Dua hari kemudian, Kementerian ESDM memberikan rekomendasi ekspor konsentrat buat Freeport berbarengan dengan rekomendasi bagi PT Amman Mineral Nusa Tenggara, berdasarkan aturan bagi pemegang IUPK. Kementerian menganggap Freeport setuju beralih menjadi IUPK dan memasukkan sejumlah poin yang dituntut Freeport dalam rekomendasi ekspor tersebut. Freeport menolak tawaran itu.

l l l

DARI sekian tuntutan, pasal tentang divestasi hingga 51 persen itulah yang membuat Freeport gerah. Di Hollywood, Florida, Amerika Serikat, pada Senin pekan lalu, Adkerson menyebut bahwa aturan itu merupakan "bentuk perampasan aset". Sepekan sebelumnya, di Jakarta, Adkerson mengancam akan membawa perselisihan tersebut ke arbitrase dengan tuduhan pemerintah sewenang-wenang mengubah kontrak.

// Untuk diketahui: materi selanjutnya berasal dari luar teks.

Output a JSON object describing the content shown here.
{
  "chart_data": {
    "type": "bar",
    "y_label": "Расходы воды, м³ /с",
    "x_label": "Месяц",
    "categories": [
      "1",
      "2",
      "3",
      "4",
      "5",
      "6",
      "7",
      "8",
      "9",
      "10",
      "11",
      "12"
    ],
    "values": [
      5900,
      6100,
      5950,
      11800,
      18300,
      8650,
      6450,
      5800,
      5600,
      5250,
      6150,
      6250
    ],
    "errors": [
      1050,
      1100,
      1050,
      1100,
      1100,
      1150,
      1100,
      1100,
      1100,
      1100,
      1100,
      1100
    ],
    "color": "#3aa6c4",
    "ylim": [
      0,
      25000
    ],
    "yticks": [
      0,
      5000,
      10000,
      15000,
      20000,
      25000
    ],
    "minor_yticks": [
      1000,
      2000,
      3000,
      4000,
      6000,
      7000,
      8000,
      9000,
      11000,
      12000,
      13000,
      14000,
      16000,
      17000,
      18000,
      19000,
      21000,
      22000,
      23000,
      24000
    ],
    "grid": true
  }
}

Menurut seorang petinggi Kementerian ESDM, Freeport telah mengemukakan bahwa mereka sebenarnya tak keberatan bila permintaan yang lain tak dikabulkan pemerintah. Ihwal tarif pajak, misalnya, Freeport bersedia mengikuti aturan yang berlaku (prevailing), dan meninggalkan tarif yang berlaku tetap (nailed down) sebagaimana tertera dalam kontrak karya. Demikian juga soal peralihan status perizinan dari kontrak karya menjadi IUPK.

Poin-poin tersebut bahkan sudah dibahas dengan Freeport sejak Kementerian ESDM dipimpin Sudirman Said. Menurut bekas Staf Khusus Menteri ESDM, Said Didu, Freeport menyadari bahwa berdasarkan Undang-Undang Pertambangan Mineral dan Batu Bara, pemegang kontrak karya mesti mengubah izin menjadi IUPK agar bisa mengekspor konsentrat. "Dari dulu mereka sudah menyampaikan bersedia menjadi IUPK," kata Didu.

Juru bicara Freeport, Riza Pratama, menyanggah telah ada persetujuan. "Kami belum sepakat karena merasa belum ada kepastian invetasi," ujarnya.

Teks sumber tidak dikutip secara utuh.